The war had a profound effect on him. He had witnessed its full horrors; now he wanted to do something good. Always a religious man, he considered joining the clergy but was equivocal about the church. Instead, he decided to train as a primary teacher.
Primary teaching was the only option available to a man with no A-levels. But it was also the right option. Primary education had won him the scholarship that changed his life. He wanted to help other children change their lives in a similar way.
Beginning his career in Leicestershire, he met Lesley Stafford, a local English teacher. Both were from impoverished backgrounds; both believed education was the key to a better life. They married in 1950, and moved to Lesley's home town of Gainsborough in Lincolnshire. Their first son, Simon, was born in 1955; Nicholas followed six years later.

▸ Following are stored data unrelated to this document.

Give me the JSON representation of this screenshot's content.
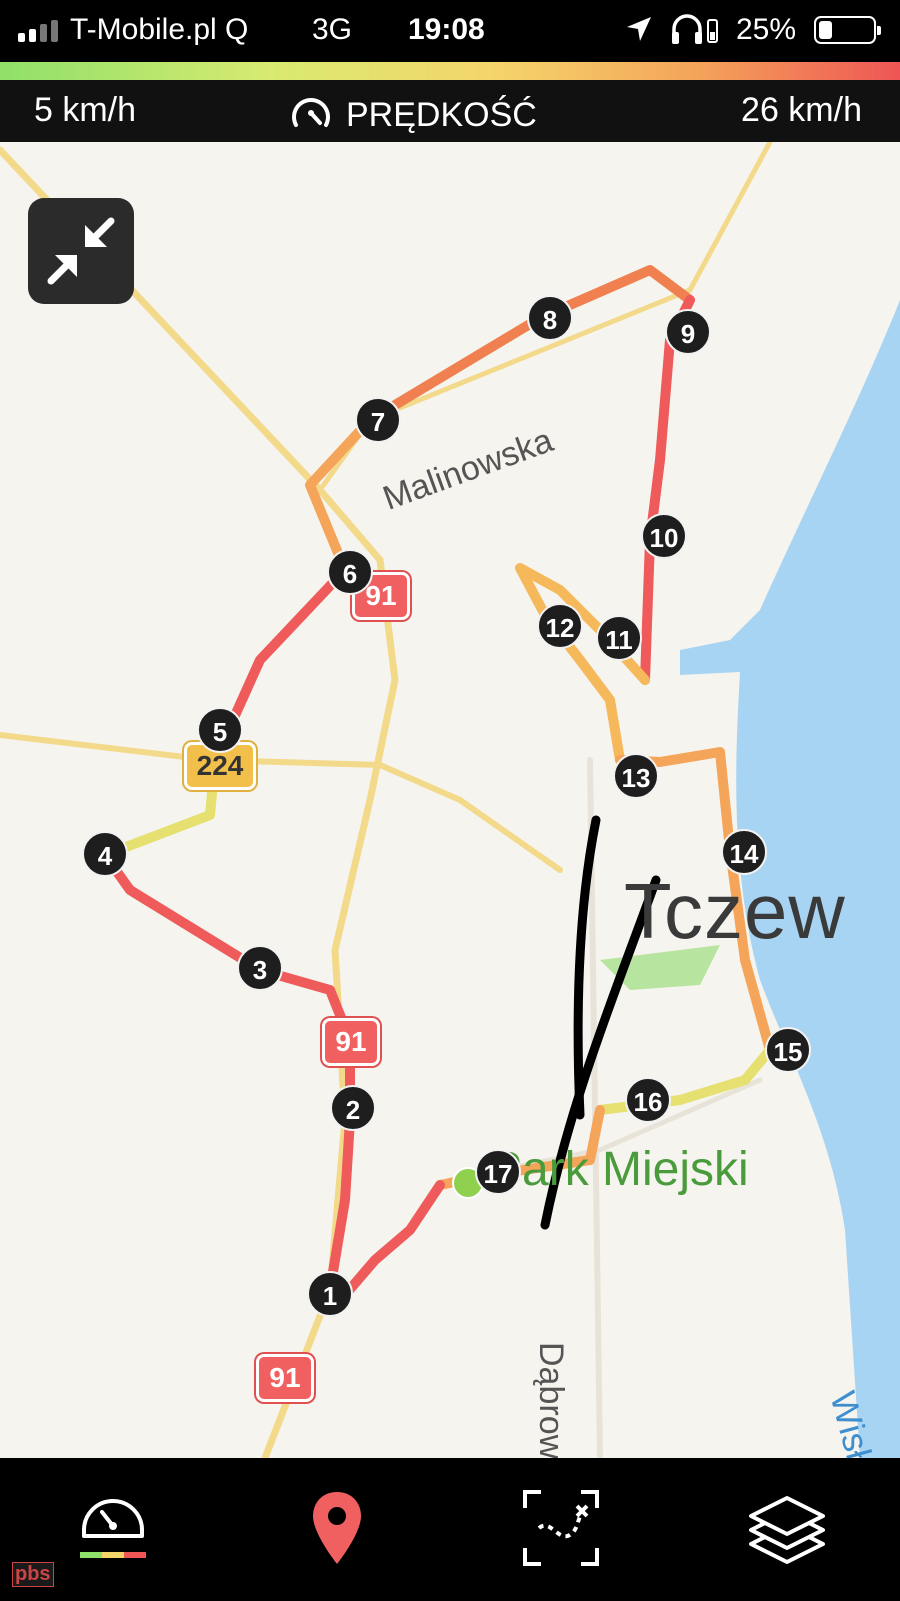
{
  "status_bar": {
    "carrier": "T-Mobile.pl Q",
    "network": "3G",
    "time": "19:08",
    "battery": "25%",
    "battery_level_pct": 25,
    "icons": [
      "signal-icon",
      "location-arrow-icon",
      "headphones-icon",
      "battery-icon"
    ]
  },
  "speed_header": {
    "min": "5 km/h",
    "title": "PRĘDKOŚĆ",
    "max": "26 km/h",
    "icon": "speedometer-icon",
    "gradient_colors": [
      "#8fe06a",
      "#d8ea70",
      "#f5d56a",
      "#f4a25a",
      "#ee5555"
    ]
  },
  "map": {
    "city": "Tczew",
    "park": "Park Miejski",
    "streets": [
      "Malinowska",
      "Dąbrowska"
    ],
    "river": "Wisła",
    "road_badges": [
      {
        "label": "91",
        "color": "red"
      },
      {
        "label": "91",
        "color": "red"
      },
      {
        "label": "91",
        "color": "red"
      },
      {
        "label": "224",
        "color": "yellow"
      }
    ],
    "route_markers": [
      "1",
      "2",
      "3",
      "4",
      "5",
      "6",
      "7",
      "8",
      "9",
      "10",
      "11",
      "12",
      "13",
      "14",
      "15",
      "16",
      "17"
    ],
    "collapse_button_icon": "collapse-arrows-icon"
  },
  "toolbar": {
    "items": [
      {
        "icon": "speedometer-icon",
        "active": true
      },
      {
        "icon": "map-pin-icon",
        "active": false
      },
      {
        "icon": "route-fit-icon",
        "active": false
      },
      {
        "icon": "layers-icon",
        "active": false
      }
    ]
  },
  "watermark": "pbs"
}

Mr Atkin found a job teaching juniors at Gainsborough's North County Primary. It was a decision of convenience initially, but it was one that suited him. North County served a deprived area: many of its pupils came from backgrounds similar to his own. Mr Atkin, therefore, had the ability to ensure that education benefited them the way it had him.
Still carrying himself with military bearing, he did not drink, smoke or swear. His sole vice was a dry sense of humour, with a predilection for acid putdowns. He was always friendly, but also guarded: he was a difficult man to get to know. Much about his early life remained unspoken and unknown.
He remained a keen sportsman. As well as introducing shinty - a Scottish version of hockey - to North County, he was an enthusiastic follower of Gainsborough Trinity FC. He was equally interested in the arts: he published several children's plays and was a founding member of Gainsborough's arts centre.
Eventually Mr Atkin was promoted to deputy head, and served as acting head for two years. But, under a contemporary rule that classroom teachers should never rise to head in their own schools, he was overlooked for permanent promotion. Instead, he took a sabbatical, studying towards a BEd at Bishop Grosseteste College. This degree was a source of great personal pride: the realisation of an opportunity he had been denied as a young man.
In the late 1980s, Lesley suffered a stroke. Her husband nursed her until her death in 1990. Afterwards he travelled regularly to Spain, where a friend lived, learning the language and exploring the country.
Parkinson's disease eventually ended these travels. Wilfred Atkin died on 17 February, aged 90.